И вот Вторая пришла во всей своей смертоносности, пришла, чтобы помочь своему герою справиться с тем, кто сумел запугать Дамело-младшего, отравить его разум — да на всю жизнь сразу.
— Почему бы тебе не войти к Хозяину первой, дорогая? — предлагает Дамело-старший. Уже не мальчик, но муж, привыкший распоряжаться чужими судьбами, рисковать чужими жизнями.
— Как скажешь. — Горгона не язвит, не прекословит, подумать только!
— Нет! — Зато Сталкер, как всегда, не соглашается. Или не слышит, не понимает слов Дамело — тоже как всегда. — Этот гад должен знать, за что умирает.
Миктлантекутли закрывает лицо рукой и тихо смеется в собственную ладонь. Ребенок, сущий ребенок! Верит в возможность пристыдить создателя демонов, создателя самого сатаны. Надеется отыскать в душе Хозяина столько гнева, не обращенного вовне, чтобы его хватило на обращение вовнутрь, на муки совести перед гибелью. И забывает, кто ее новый друг — он же друг детства, он же князь ада, он же повелитель берегов, в которых плещет Море милосердия и крупинкой соли тонет в его водах Остров жертв, остров памяти.
— Я ему напомню. Потом, — обещает Дамело. — Поверь, он раскается.
Это его новая работа — учить каяться тех, кто виртуозно избегает себя. Возвращать их к себе с извилистых дезертирских путей. Не самая простая и не самая интересная работа, напоминает возню психоанатилика с особо запущенным пациентом. Однако пациенты Миктлантекутли имеют все шансы выздороветь, ведь ресурсы их мозгоправа, как и их собственные, бесконечны.
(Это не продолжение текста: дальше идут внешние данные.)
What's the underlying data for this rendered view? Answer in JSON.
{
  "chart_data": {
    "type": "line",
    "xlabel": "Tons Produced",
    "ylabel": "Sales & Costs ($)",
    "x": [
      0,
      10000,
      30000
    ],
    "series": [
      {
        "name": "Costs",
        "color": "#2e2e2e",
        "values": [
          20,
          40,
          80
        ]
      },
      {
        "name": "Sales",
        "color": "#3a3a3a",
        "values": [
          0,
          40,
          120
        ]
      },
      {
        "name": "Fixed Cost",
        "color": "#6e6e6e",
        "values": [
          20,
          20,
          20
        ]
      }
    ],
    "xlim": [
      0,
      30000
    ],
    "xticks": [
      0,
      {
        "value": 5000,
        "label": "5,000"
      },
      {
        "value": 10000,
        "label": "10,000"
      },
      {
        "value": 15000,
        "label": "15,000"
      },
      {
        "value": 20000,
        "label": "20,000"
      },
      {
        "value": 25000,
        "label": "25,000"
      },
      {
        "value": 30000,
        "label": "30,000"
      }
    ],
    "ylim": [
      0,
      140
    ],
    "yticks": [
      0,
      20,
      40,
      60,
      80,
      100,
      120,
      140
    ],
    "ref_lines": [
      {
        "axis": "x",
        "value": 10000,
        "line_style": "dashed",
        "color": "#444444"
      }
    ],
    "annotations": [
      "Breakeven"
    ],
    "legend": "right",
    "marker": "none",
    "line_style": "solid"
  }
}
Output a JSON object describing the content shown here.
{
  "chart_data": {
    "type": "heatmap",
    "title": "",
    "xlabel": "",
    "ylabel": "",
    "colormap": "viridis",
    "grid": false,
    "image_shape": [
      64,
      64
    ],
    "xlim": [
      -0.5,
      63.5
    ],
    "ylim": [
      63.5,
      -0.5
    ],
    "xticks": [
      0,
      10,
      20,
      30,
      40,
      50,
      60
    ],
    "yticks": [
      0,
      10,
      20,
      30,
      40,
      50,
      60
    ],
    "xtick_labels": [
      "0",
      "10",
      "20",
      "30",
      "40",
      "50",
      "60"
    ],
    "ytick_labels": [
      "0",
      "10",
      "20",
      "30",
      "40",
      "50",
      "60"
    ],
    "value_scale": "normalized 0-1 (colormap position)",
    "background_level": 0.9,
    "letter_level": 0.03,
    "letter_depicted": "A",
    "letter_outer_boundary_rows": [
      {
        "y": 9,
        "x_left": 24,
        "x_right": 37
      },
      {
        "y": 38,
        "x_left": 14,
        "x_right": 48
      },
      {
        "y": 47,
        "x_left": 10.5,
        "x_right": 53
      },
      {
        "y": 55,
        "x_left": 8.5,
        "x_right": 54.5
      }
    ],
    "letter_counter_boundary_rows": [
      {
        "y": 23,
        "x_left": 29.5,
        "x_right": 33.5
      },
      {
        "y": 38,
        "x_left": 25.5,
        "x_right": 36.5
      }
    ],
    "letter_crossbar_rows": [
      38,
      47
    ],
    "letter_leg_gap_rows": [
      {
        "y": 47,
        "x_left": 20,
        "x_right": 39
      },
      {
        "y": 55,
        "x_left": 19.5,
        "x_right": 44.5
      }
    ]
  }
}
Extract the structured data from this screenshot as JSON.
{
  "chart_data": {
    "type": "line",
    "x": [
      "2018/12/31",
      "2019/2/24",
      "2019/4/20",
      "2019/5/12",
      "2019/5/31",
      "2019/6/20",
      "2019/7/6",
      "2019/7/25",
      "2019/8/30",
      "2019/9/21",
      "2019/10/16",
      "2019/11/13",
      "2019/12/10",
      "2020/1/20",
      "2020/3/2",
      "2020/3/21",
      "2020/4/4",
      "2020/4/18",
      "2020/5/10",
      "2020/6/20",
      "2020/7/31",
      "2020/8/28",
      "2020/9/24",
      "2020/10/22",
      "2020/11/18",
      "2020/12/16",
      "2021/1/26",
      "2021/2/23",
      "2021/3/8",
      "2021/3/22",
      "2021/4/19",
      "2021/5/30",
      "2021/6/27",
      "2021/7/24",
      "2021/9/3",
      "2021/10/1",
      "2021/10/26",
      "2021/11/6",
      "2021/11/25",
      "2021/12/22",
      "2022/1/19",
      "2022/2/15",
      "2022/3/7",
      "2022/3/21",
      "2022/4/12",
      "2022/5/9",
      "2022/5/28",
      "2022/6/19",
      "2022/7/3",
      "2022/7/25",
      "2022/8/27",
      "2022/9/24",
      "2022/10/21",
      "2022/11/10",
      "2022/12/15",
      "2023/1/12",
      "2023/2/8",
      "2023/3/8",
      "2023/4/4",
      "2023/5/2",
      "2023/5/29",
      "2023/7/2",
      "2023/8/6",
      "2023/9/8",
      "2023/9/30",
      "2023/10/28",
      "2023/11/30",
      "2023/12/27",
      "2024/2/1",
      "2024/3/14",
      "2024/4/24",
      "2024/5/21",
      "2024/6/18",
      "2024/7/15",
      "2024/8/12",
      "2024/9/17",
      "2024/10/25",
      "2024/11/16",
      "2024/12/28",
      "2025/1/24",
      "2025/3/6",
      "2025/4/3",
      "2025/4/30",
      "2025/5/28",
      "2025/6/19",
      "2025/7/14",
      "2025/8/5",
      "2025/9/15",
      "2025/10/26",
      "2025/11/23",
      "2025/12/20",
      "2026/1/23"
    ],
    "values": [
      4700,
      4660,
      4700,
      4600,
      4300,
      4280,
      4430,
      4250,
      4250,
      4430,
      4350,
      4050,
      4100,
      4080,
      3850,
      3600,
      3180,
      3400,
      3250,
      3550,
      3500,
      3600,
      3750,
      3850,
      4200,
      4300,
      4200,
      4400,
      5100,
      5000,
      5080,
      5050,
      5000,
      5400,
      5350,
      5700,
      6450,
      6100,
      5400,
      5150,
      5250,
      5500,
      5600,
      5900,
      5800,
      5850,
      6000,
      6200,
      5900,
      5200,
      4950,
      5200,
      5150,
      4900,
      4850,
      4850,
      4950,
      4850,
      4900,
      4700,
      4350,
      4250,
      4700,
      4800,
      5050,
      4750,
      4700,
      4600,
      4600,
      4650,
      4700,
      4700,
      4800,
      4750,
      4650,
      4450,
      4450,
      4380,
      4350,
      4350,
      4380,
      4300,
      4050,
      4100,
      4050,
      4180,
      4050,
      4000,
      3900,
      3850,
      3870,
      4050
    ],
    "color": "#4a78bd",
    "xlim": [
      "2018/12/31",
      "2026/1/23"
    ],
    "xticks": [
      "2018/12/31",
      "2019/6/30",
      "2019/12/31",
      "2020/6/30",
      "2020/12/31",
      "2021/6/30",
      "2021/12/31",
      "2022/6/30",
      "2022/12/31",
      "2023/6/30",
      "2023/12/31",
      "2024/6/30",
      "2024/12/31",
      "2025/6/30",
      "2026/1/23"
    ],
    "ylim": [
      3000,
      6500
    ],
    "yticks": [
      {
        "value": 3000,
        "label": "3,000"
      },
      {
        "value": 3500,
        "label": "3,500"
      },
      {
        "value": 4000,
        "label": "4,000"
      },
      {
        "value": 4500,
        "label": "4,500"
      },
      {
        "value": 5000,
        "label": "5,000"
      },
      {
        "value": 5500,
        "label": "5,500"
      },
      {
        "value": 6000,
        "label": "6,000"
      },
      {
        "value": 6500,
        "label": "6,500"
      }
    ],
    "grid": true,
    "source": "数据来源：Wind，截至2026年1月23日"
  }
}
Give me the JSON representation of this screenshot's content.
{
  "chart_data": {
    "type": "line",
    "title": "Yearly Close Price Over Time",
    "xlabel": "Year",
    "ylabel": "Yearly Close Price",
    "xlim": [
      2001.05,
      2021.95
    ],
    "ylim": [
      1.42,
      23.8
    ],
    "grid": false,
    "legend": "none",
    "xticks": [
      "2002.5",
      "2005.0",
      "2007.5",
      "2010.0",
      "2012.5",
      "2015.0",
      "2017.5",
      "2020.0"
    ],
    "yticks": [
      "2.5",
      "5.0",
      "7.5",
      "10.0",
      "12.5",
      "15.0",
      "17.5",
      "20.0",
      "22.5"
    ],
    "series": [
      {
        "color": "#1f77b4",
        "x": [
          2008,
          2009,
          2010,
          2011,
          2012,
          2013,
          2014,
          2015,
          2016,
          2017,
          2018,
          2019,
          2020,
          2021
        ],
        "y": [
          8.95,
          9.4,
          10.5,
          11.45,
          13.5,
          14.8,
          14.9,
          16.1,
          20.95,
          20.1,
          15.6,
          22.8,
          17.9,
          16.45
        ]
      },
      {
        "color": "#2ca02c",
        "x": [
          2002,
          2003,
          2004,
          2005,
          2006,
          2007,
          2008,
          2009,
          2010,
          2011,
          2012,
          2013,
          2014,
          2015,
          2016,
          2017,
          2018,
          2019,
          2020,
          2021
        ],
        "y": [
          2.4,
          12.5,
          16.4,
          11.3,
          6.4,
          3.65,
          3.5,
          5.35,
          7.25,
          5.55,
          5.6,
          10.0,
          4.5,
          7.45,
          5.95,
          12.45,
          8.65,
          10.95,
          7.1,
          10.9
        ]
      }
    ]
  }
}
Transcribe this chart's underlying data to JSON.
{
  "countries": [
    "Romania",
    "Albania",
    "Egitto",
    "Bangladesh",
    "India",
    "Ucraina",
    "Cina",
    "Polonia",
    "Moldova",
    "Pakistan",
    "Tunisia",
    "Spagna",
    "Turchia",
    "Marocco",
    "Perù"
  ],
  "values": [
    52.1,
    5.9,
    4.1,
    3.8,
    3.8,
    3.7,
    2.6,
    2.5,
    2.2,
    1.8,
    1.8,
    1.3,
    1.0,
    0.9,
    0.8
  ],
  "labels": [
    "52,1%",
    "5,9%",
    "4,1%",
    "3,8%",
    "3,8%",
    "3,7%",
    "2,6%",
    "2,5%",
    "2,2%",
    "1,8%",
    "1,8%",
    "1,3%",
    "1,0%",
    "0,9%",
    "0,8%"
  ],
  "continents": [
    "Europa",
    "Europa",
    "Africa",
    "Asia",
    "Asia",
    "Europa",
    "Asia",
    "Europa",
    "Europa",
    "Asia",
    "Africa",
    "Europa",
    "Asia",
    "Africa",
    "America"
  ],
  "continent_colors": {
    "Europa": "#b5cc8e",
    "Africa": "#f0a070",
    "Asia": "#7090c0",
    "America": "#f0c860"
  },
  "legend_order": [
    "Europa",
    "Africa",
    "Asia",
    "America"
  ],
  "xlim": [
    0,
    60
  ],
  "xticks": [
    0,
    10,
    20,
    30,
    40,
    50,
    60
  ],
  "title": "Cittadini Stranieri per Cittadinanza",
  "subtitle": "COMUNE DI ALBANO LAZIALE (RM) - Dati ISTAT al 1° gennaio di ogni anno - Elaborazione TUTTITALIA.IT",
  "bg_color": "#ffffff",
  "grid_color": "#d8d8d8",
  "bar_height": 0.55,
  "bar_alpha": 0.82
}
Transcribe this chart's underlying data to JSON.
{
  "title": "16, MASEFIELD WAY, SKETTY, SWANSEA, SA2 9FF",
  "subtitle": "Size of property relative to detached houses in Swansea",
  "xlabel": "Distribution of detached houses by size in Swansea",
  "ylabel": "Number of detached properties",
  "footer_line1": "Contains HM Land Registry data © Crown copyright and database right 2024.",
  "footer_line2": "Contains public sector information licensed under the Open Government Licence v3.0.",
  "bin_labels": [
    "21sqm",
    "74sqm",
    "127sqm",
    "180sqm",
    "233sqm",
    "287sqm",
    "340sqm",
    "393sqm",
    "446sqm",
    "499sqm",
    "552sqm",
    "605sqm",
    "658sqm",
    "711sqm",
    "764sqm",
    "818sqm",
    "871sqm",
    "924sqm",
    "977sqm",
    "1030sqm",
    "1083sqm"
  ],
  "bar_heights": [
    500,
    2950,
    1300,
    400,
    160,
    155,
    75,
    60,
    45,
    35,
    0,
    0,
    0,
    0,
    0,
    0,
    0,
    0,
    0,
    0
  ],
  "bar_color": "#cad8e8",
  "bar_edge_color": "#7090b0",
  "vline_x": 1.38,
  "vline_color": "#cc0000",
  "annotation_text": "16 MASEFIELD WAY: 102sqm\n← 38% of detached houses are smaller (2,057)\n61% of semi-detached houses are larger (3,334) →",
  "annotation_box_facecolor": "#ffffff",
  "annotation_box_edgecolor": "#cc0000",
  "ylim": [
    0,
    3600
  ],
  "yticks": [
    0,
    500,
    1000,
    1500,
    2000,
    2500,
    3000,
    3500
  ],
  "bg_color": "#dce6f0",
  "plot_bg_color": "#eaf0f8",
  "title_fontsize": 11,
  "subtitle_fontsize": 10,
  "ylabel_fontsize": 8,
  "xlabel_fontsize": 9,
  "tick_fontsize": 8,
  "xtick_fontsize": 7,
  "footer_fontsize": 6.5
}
И все равно сатир и дриада хотят, очень хотят встретиться со своим кукловодом, с повелителем их маленьких жизней. Владыка Миктлана чувствует, как мальчишкой завладевает знакомый жар, как мир окрашивается красным, будто Дамело-младший разъяренное животное, хотя всего пару минут назад тот был спокоен. Вот он, упоительный момент, когда ты способен на что угодно. Голос, звучащий в твоем мозгу, подначивает: ай-яй-яй, принцессу обидели! хочешь отомстить? хочешь уничтожить обидчика? так сделай это, слабак, неудачник, ничтожество! сделай!
Дамело-старший слышал этот голос не раз. И делал, погружаясь в алый океан гнева. Но пока индеец был живым среди живых, он учился непослушанию, непослушанию и опять-ты-это-делаешь-непослушанию. Выучился сохранять внутреннюю сосредоточенность танцора, не замечать, кто там разговаривает с ним внутри его головы. Сопротивляться императивным галлюцинациям оказалось немногим трудней, чем не слушаться родителей, Сталкера, друзей и близких, желавших молодому кечуа добра. Лучше было слушать и слушаться жестоких богов, которым не до своего последыша, а порой и не до среднего мира, мира людей.
Хотя пренебрежительное молчание Инти тоже вызывало гнев и досаду — вплоть до желания запечь кого-нибудь в пирог. Живьем, словно в песенке про двадцать четыре неслуха, со временем подмененных живыми дроздами.
— Сделай это, сынок. Сделай! Будь тем психом, которым я тебя считаю! — кричал в его голове Хозяин. Голос и сейчас кричит, только молодой кечуа, выучившись непослушанию, разучился слышать. А зря. Иначе заметил бы: тембр у провокатора другой. Женский.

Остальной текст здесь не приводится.